This week’s 4cast:
1. Could We Have Some Privacy, Please?
Last month, when a widely read report labeled Google as “hostile to privacy,” some of the other major search engines saw a chink in the armor. Ask.com has just unveiled a tool to allow users to easily anonymize their search records, and everyone else is scrambling to promote and/or change their data retention policies.
- Google named worst privacy offender in study (Ars Technica)
- Poor Privacy Grade Reflects Google’s Growing Power (Wired)
- Microsoft To Anonymize Log Data; Calls For Industry Standards Along With Ask.com (Search Engine Land)
- Privacy Is The New Black (TechCrunch)
2. Harry Potter Cannot Save Everything
Named after the now-concluded series of books, the “Harry Potter Effect” has been said to permanently turn young folks from video game junkies into voracious readers. However, a current study by the National Endowment for the Arts casts some doubts on this theory.

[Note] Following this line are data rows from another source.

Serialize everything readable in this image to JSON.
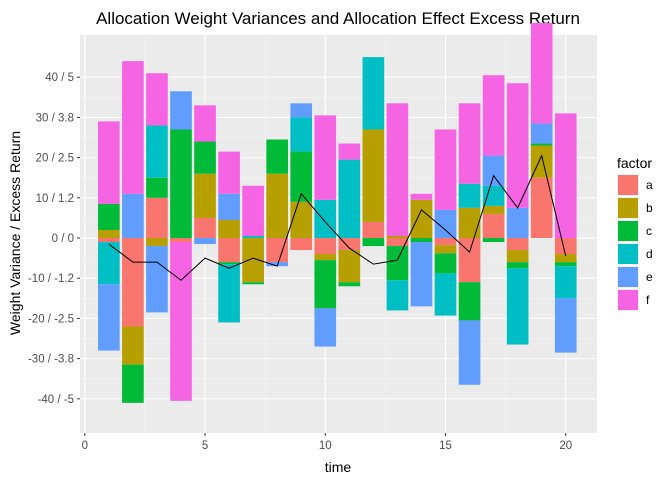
{
  "chart_data": {
    "type": "bar",
    "stacked": true,
    "title": "Allocation Weight Variances and Allocation Effect Excess Return",
    "xlabel": "time",
    "ylabel": "Weight Variance / Excess Return",
    "xlim": [
      -0.2,
      21.3
    ],
    "ylim": [
      -48.5,
      50.5
    ],
    "x_ticks": [
      0,
      5,
      10,
      15,
      20
    ],
    "y_ticks": [
      {
        "value": 40,
        "label": "40 / 5"
      },
      {
        "value": 30,
        "label": "30 / 3.8"
      },
      {
        "value": 20,
        "label": "20 / 2.5"
      },
      {
        "value": 10,
        "label": "10 / 1.2"
      },
      {
        "value": 0,
        "label": "0 / 0"
      },
      {
        "value": -10,
        "label": "-10 / -1.2"
      },
      {
        "value": -20,
        "label": "-20 / -2.5"
      },
      {
        "value": -30,
        "label": "-30 / -3.8"
      },
      {
        "value": -40,
        "label": "-40 / -5"
      }
    ],
    "grid": true,
    "legend": {
      "title": "factor",
      "position": "right"
    },
    "x": [
      1,
      2,
      3,
      4,
      5,
      6,
      7,
      8,
      9,
      10,
      11,
      12,
      13,
      14,
      15,
      16,
      17,
      18,
      19,
      20
    ],
    "series": [
      {
        "name": "a",
        "color": "#F8766D",
        "values": [
          -1,
          -22,
          10,
          -1,
          5,
          -6,
          0,
          -6,
          -3,
          -4,
          -3,
          4,
          -2,
          0,
          -1.8,
          -11,
          6,
          -3,
          15,
          -4
        ]
      },
      {
        "name": "b",
        "color": "#B79F00",
        "values": [
          2,
          -9.5,
          -2,
          0,
          11,
          4.5,
          -11,
          16,
          9,
          -1.5,
          -8,
          23,
          0.5,
          9.5,
          -2,
          7.5,
          2,
          -3,
          8,
          -2
        ]
      },
      {
        "name": "c",
        "color": "#00BA38",
        "values": [
          6.5,
          -9.5,
          5,
          27,
          8,
          -0.5,
          -0.5,
          8.5,
          12.5,
          -12,
          -1,
          -2,
          -8.5,
          -1,
          -5,
          -9.5,
          -1,
          -1.5,
          0.5,
          -1
        ]
      },
      {
        "name": "d",
        "color": "#00BFC4",
        "values": [
          -10.5,
          0,
          13,
          0,
          0,
          -14.5,
          0.5,
          0,
          8.5,
          9.5,
          19.5,
          18,
          -7.5,
          0,
          -10.5,
          6,
          5,
          -19,
          0,
          -8
        ]
      },
      {
        "name": "e",
        "color": "#619CFF",
        "values": [
          -16.5,
          11,
          -16.5,
          9.5,
          -1.5,
          6.5,
          0,
          -1,
          3.5,
          -9.5,
          0,
          0,
          0,
          -16,
          7,
          -16,
          7.5,
          7.5,
          5,
          -13.5
        ]
      },
      {
        "name": "f",
        "color": "#F564E3",
        "values": [
          20.5,
          33,
          13,
          -39.5,
          9,
          10.5,
          12.5,
          0,
          0,
          21,
          4,
          0,
          33,
          1.5,
          20,
          20,
          20,
          31,
          25,
          31
        ]
      }
    ],
    "line": {
      "name": "",
      "color": "#000000",
      "values": [
        -1.5,
        -6,
        -6,
        -10.5,
        -5,
        -7.5,
        -5,
        -7,
        11,
        4,
        -2.5,
        -6.5,
        -5.5,
        7,
        2,
        -3.5,
        15.5,
        7.5,
        20.5,
        -4.5
      ]
    }
  }
}
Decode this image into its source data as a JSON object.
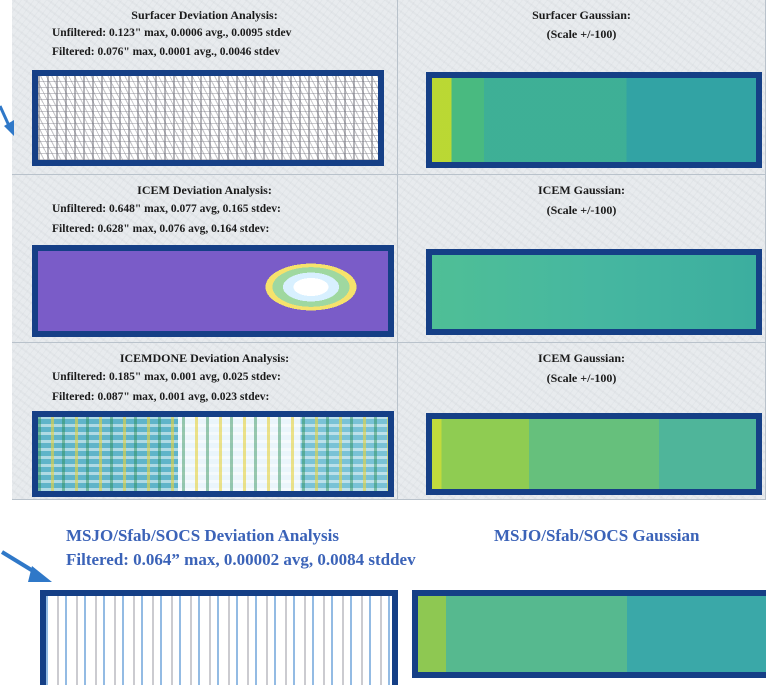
{
  "panels": {
    "surfacer_dev": {
      "title": "Surfacer Deviation Analysis:",
      "unfiltered": "Unfiltered:  0.123\" max, 0.0006 avg., 0.0095 stdev",
      "filtered": "Filtered:      0.076\" max, 0.0001 avg., 0.0046 stdev"
    },
    "surfacer_gauss": {
      "title": "Surfacer Gaussian:",
      "scale": "(Scale +/-100)"
    },
    "icem_dev": {
      "title": "ICEM Deviation Analysis:",
      "unfiltered": "Unfiltered:  0.648\" max, 0.077 avg, 0.165 stdev:",
      "filtered": "Filtered:      0.628\" max, 0.076 avg, 0.164 stdev:"
    },
    "icem_gauss": {
      "title": "ICEM Gaussian:",
      "scale": "(Scale +/-100)"
    },
    "icemdone_dev": {
      "title": "ICEMDONE Deviation Analysis:",
      "unfiltered": "Unfiltered:  0.185\" max, 0.001 avg, 0.025 stdev:",
      "filtered": "Filtered:      0.087\" max, 0.001 avg, 0.023 stdev:"
    },
    "icemdone_gauss": {
      "title": "ICEM Gaussian:",
      "scale": "(Scale +/-100)"
    }
  },
  "bottom": {
    "dev_title": "MSJO/Sfab/SOCS Deviation Analysis",
    "dev_stats": "Filtered: 0.064” max, 0.00002 avg, 0.0084 stddev",
    "gauss_title": "MSJO/Sfab/SOCS Gaussian"
  },
  "colors": {
    "frame_blue": "#153f86",
    "bottom_text": "#3b63b8",
    "arrow": "#2f78c8"
  }
}
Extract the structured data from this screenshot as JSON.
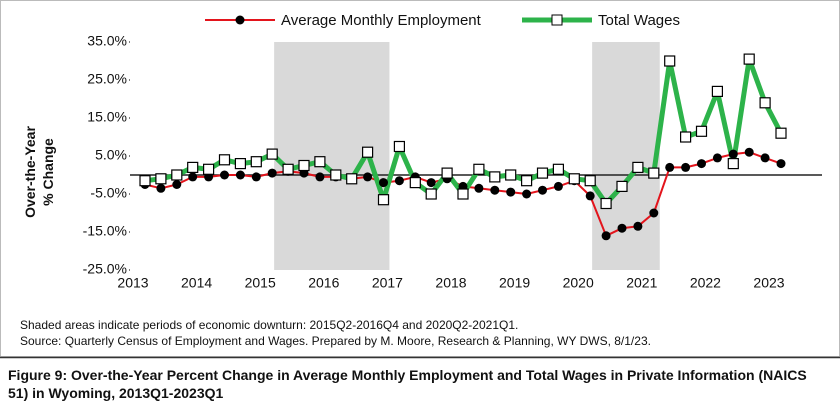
{
  "chart_data": {
    "type": "line",
    "ylabel": [
      "Over-the-Year",
      "% Change"
    ],
    "categories": [
      "2013",
      null,
      null,
      null,
      "2014",
      null,
      null,
      null,
      "2015",
      null,
      null,
      null,
      "2016",
      null,
      null,
      null,
      "2017",
      null,
      null,
      null,
      "2018",
      null,
      null,
      null,
      "2019",
      null,
      null,
      null,
      "2020",
      null,
      null,
      null,
      "2021",
      null,
      null,
      null,
      "2022",
      null,
      null,
      null,
      "2023"
    ],
    "series": [
      {
        "name": "Average Monthly Employment",
        "color": "#e3141c",
        "marker": "circle",
        "values": [
          -2.5,
          -3.5,
          -2.5,
          -0.5,
          -0.5,
          0,
          0,
          -0.5,
          0.5,
          1,
          0.5,
          -0.5,
          -0.5,
          -1,
          -0.5,
          -2,
          -1.5,
          -0.5,
          -2,
          -1,
          -3,
          -3.5,
          -4,
          -4.5,
          -5,
          -4,
          -3,
          -1.5,
          -5.5,
          -16,
          -14,
          -13.5,
          -10,
          2,
          2,
          3,
          4.5,
          5.5,
          6,
          4.5,
          3
        ]
      },
      {
        "name": "Total Wages",
        "color": "#2db34a",
        "marker": "square",
        "values": [
          -1.5,
          -1,
          0,
          2,
          1.5,
          4,
          3,
          3.5,
          5.5,
          1.5,
          2.5,
          3.5,
          0,
          -1,
          6,
          -6.5,
          7.5,
          -2,
          -5,
          0.5,
          -5,
          1.5,
          -0.5,
          0,
          -1.5,
          0.5,
          1.5,
          -1,
          -1.5,
          -7.5,
          -3,
          2,
          0.5,
          30,
          10,
          11.5,
          22,
          3,
          30.5,
          19,
          11
        ]
      }
    ],
    "shaded": [
      [
        9,
        15
      ],
      [
        29,
        32
      ]
    ],
    "ylim": [
      -25,
      35
    ],
    "yticks": [
      {
        "value": -25,
        "label": "-25.0%"
      },
      {
        "value": -15,
        "label": "-15.0%"
      },
      {
        "value": -5,
        "label": "-5.0%"
      },
      {
        "value": 5,
        "label": "5.0%"
      },
      {
        "value": 15,
        "label": "15.0%"
      },
      {
        "value": 25,
        "label": "25.0%"
      },
      {
        "value": 35,
        "label": "35.0%"
      }
    ],
    "notes": [
      "Shaded areas indicate periods of economic downturn: 2015Q2-2016Q4 and 2020Q2-2021Q1.",
      "Source: Quarterly Census of Employment and Wages. Prepared by M. Moore, Research & Planning, WY DWS, 8/1/23."
    ],
    "caption": "Figure 9: Over-the-Year Percent Change in Average Monthly Employment and Total Wages in Private Information (NAICS 51) in Wyoming, 2013Q1-2023Q1"
  }
}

- Potter Has Limited Effect on Reading Habits (New York Times)
- Kids reading fewer books despite Harry Potter hoopla (San Francisco Chronicle)
- Long Form Fiction and Mozart’s Operas (O’Reilly Radar)

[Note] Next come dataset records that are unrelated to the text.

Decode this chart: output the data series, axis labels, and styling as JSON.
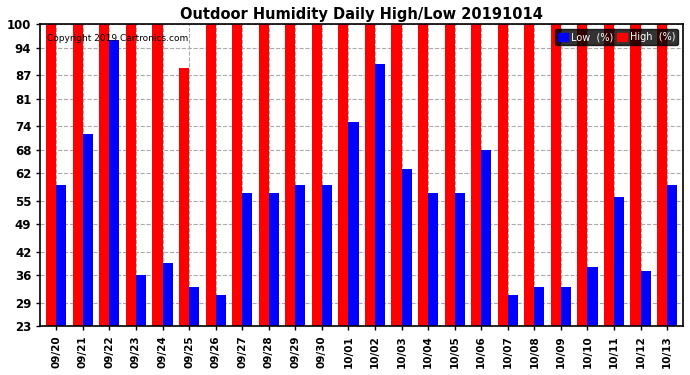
{
  "title": "Outdoor Humidity Daily High/Low 20191014",
  "copyright": "Copyright 2019 Cartronics.com",
  "dates": [
    "09/20",
    "09/21",
    "09/22",
    "09/23",
    "09/24",
    "09/25",
    "09/26",
    "09/27",
    "09/28",
    "09/29",
    "09/30",
    "10/01",
    "10/02",
    "10/03",
    "10/04",
    "10/05",
    "10/06",
    "10/07",
    "10/08",
    "10/09",
    "10/10",
    "10/11",
    "10/12",
    "10/13"
  ],
  "high_values": [
    100,
    100,
    100,
    100,
    100,
    89,
    100,
    100,
    100,
    100,
    100,
    100,
    100,
    100,
    100,
    100,
    100,
    100,
    100,
    100,
    100,
    100,
    100,
    100
  ],
  "low_values": [
    59,
    72,
    96,
    36,
    39,
    33,
    31,
    57,
    57,
    59,
    59,
    75,
    90,
    63,
    57,
    57,
    68,
    31,
    33,
    33,
    38,
    56,
    37,
    59
  ],
  "high_color": "#FF0000",
  "low_color": "#0000FF",
  "bg_color": "#FFFFFF",
  "grid_color": "#AAAAAA",
  "yticks": [
    23,
    29,
    36,
    42,
    49,
    55,
    62,
    68,
    74,
    81,
    87,
    94,
    100
  ],
  "ymin": 23,
  "ymax": 100,
  "legend_low_label": "Low  (%)",
  "legend_high_label": "High  (%)"
}
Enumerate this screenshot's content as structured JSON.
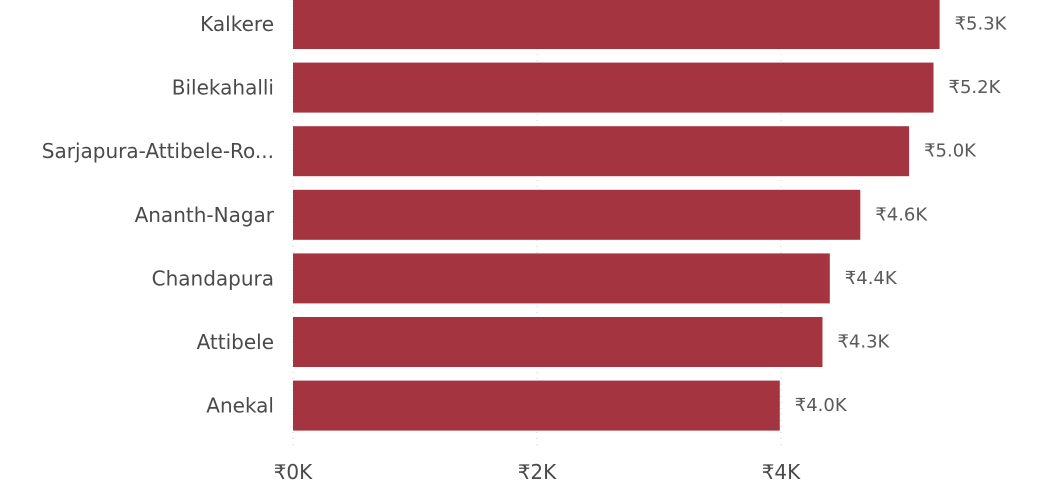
{
  "chart_data": {
    "type": "bar",
    "orientation": "horizontal",
    "categories": [
      "Kalkere",
      "Bilekahalli",
      "Sarjapura-Attibele-Ro...",
      "Ananth-Nagar",
      "Chandapura",
      "Attibele",
      "Anekal"
    ],
    "values": [
      5300,
      5250,
      5050,
      4650,
      4400,
      4340,
      3990
    ],
    "data_labels": [
      "₹5.3K",
      "₹5.2K",
      "₹5.0K",
      "₹4.6K",
      "₹4.4K",
      "₹4.3K",
      "₹4.0K"
    ],
    "x_ticks": [
      {
        "value": 0,
        "label": "₹0K"
      },
      {
        "value": 2000,
        "label": "₹2K"
      },
      {
        "value": 4000,
        "label": "₹4K"
      }
    ],
    "xlim": [
      0,
      5300
    ],
    "grid": "vertical dotted",
    "title": "",
    "xlabel": "",
    "ylabel": ""
  },
  "colors": {
    "bar": "#a4343f",
    "text": "#4a4a4a",
    "label": "#5a5a5a",
    "grid": "#cfcfcf"
  }
}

- The Kids Aren’t All Right: Despite Harry Potter, teenagers aren’t reading (Print is Dead: Books in Our Digital Age)
3. Libraries, In Your Facebook
So if teens aren’t reading, what are they doing? More and more (teens and adults) are flocking to Facebook, which is now threatening MySpace for social networking supremecy. And with the recent rush by developers to create Facebook applications (see 4cast #57), libraries are trying to find new, novel ways to meet their patrons on the pages of Facebook.
- but once librarians get to facebook, what do they do there? (librarian.net)
- Facebook application for bookies; what makes the social web so *#@$ing awesome (LibrarianInBlack)
- Facebook to library apps: drop dead (See Also…)
- The New Facebook Developers Platform: Why Libraries Care (BIGWIG Presentation) (Libraryman)
4. Reports of Dewey’s Death Being Greatly Exaggerated
The Wall Street Journal just published an already much-blogged about article regarding the Perry Branch Library in Gilbert, Arizona, which is the first public library in the country to completely ditch the Dewey Decimal System (see 4cast #58) in favor of a more natural, bookstore-like organizational approach.